E’ ormai una tendenza consolidata da alcuni anni – e sostenuta in particolare dai maggiori festival cinematografici, da Venezia a Roma – quella che vede l’incontro tra cinema e teatro: sia con registi/registe teatrali che realizzano versioni per il grande schermo delle loro opere portate in palcoscenico, sia con backstage, che raccontano la nascita di uno spettacolo o la storia di una compagnia; o ancora, con il mezzo filmico (non esclusivamente in chiave documentaristica) utilizzato per ripercorrere momenti della storia del teatro (come “75 – Biennale Ronconi Venezia”) o la biografia di personaggi che hanno costruito il teatro mondiale. A quest’ultima categoria appartiene “Prima danza, poi pensa – Alla ricerca di Beckett” (nelle sale dal primo febbraio), che il regista James Marsh (“La teoria del tutto”, “Man on wire”, doc per cui ha vinto l’Oscar) ha dedicato alla figura del grande autore.
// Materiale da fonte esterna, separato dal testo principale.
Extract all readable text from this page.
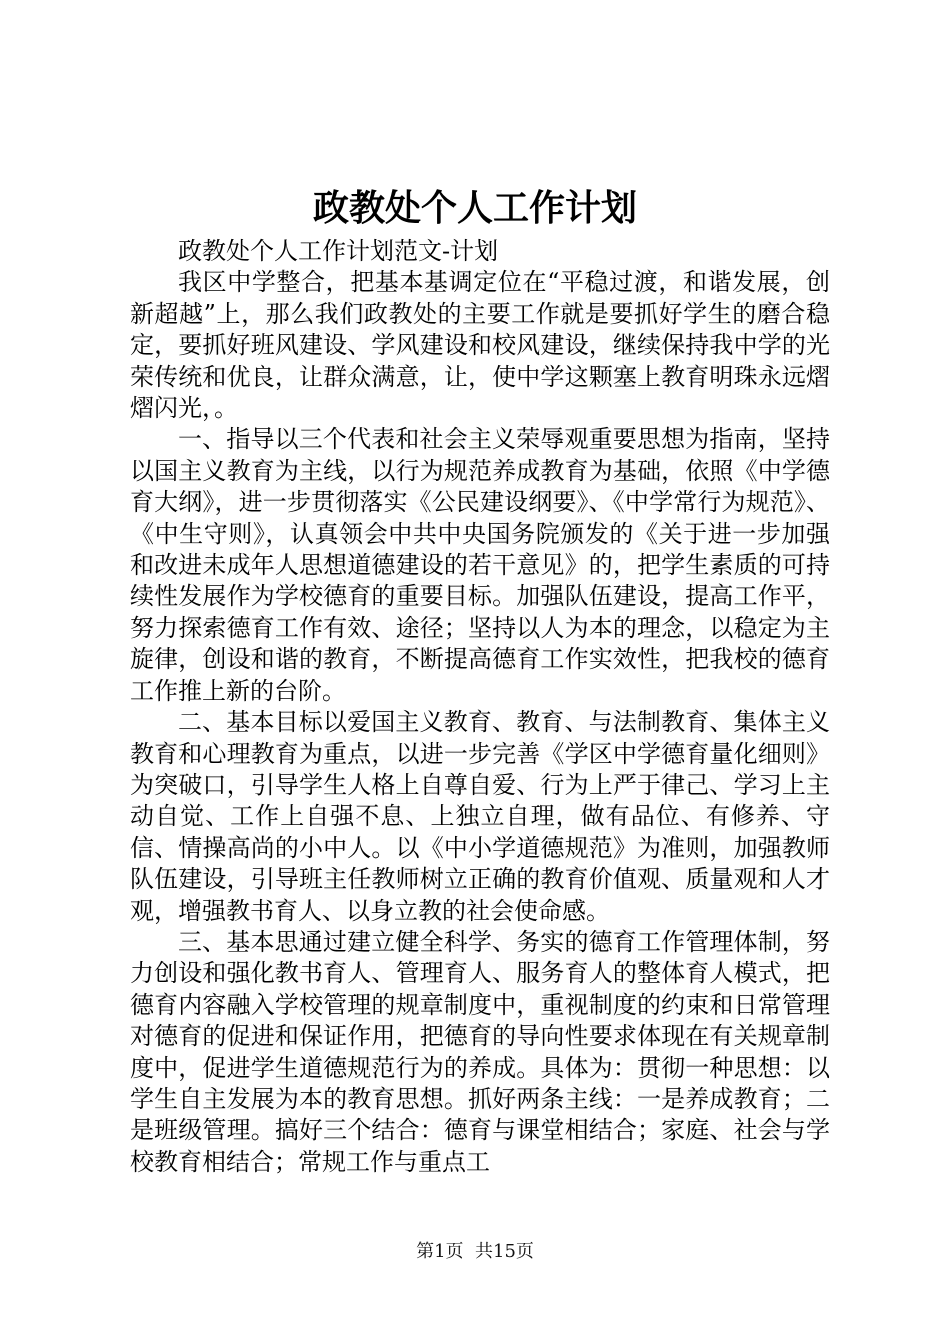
政教处个人工作计划

政教处个人工作计划范文-计划

我区中学整合，把基本基调定位在“平稳过渡，和谐发展，创新超越”上，那么我们政教处的主要工作就是要抓好学生的磨合稳定，要抓好班风建设、学风建设和校风建设，继续保持我中学的光荣传统和优良，让群众满意，让，使中学这颗塞上教育明珠永远熠熠闪光，。

一、指导以三个代表和社会主义荣辱观重要思想为指南，坚持以国主义教育为主线，以行为规范养成教育为基础，依照《中学德育大纲》，进一步贯彻落实《公民建设纲要》、《中学常行为规范》、《中生守则》，认真领会中共中央国务院颁发的《关于进一步加强和改进未成年人思想道德建设的若干意见》的，把学生素质的可持续性发展作为学校德育的重要目标。加强队伍建设，提高工作平，努力探索德育工作有效、途径；坚持以人为本的理念，以稳定为主旋律，创设和谐的教育，不断提高德育工作实效性，把我校的德育工作推上新的台阶。

二、基本目标以爱国主义教育、教育、与法制教育、集体主义教育和心理教育为重点，以进一步完善《学区中学德育量化细则》为突破口，引导学生人格上自尊自爱、行为上严于律己、学习上主动自觉、工作上自强不息、上独立自理，做有品位、有修养、守信、情操高尚的小中人。以《中小学道德规范》为准则，加强教师队伍建设，引导班主任教师树立正确的教育价值观、质量观和人才观，增强教书育人、以身立教的社会使命感。

三、基本思通过建立健全科学、务实的德育工作管理体制，努力创设和强化教书育人、管理育人、服务育人的整体育人模式，把德育内容融入学校管理的规章制度中，重视制度的约束和日常管理对德育的促进和保证作用，把德育的导向性要求体现在有关规章制度中，促进学生道德规范行为的养成。具体为：贯彻一种思想：以学生自主发展为本的教育思想。抓好两条主线：一是养成教育；二是班级管理。搞好三个结合：德育与课堂相结合；家庭、社会与学校教育相结合；常规工作与重点工

第1页  共15页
Un incontro tra cinema e teatro, in cui i due elementi non prevalgono l’uno sull’altro: è cinema allo stato puro, con aspetti visivi che divengono linguaggio, facendo entrare lo spettatore, fin dalla prima scena, nel mondo di Samuel Beckett. È questo l’elemento principale che connota il film, in particolare nella prima parte: ovvero, il restare opera cinematografica, ma costruendola – sia, appunto, visivamente, che attraverso i dialoghi – in modo da divenire quasi specchio dello stile beckettiano. Ed è così che, in molte scene, la vena ironica, sarcastica, l’assurdo, il paradosso, sembrano proprio riportare al suo teatro: come se, davanti al vissuto dell’autore, raccontato sullo schermo, si stesse assistendo alla messa in scena di una sua opera. Un aspetto che traspare, in particolare, nei suoi discorsi con Joyce: e, in questo, la sceneggiatura diventa speculare alla drammaturgia, si sviluppa in maniera profonda e venata da quella particolare ironia che connota la scrittura di Beckett.
Una sceneggiatura non convenzionale, come dichiara lo stesso autore Neil Forsyth: si è “giocato con la forma del biopic come Beckett giocava con la forma in ogni mezzo con cui lavorava, alla ricerca di temi centrali che attraversavano la sua vita e il suo lavoro”. Non si tratta, infatti, della consueta biografia, che il regista definisce “insolita, perché passa in rassegna la sua vita attraverso la lente dei suoi errori. E’ costruita attraverso le sue relazioni con le persone che amava e che lo amavano ma cui sentiva di aver fatto torto”. Infatti, il film si sviluppa attraverso quadri, “che mostrano i rapporti chiave nella sua vita, principalmente concentrati sulle donne che lo hanno circondato”. Si parla della vita di Beckett, e naturalmente della sua opera, ma anche e soprattutto della costruzione della sua personalità e dei rapporti, appunto, importanti della sua esistenza: dalla madre, a Joyce e alla figlia, al migliore amico Alfy, che lo coinvolse nella resistenza, alla moglie, all’amante, Barbara Bray, giornalista della BBC (e il triangolo amoroso, il dolore che provocava in tutte e tre, fu al centro di un’opera, “Play”, ovvero “Commedia”, recensita poi dalla stessa giornalista). Ed è lo stesso Beckett a rievocare questi momenti, in un dialogo immaginario con il suo doppio, con la personificazione della sua coscienza. Perchè i temi che emergono sono proprio il senso di colpa, la vergogna, il ripensare ai suoi errori, punto da cui inizia il film: temi che sono al centro di “Prima danza, poi pensa” e che ritornano nella sua opera.
Dunque, un incontro stretto tra cinema e teatro, che prosegue in questo film, anche attraverso gli attori: non a caso, protagonista, nel ruolo di Beckett adulto (ad impersonarlo da giovane, in un’interpretazione quasi mimetica, è invece Fionn O’Shea) è Gabriel Byrne, celebre attore cinematografico, ma anche apprezzato interprete teatrale.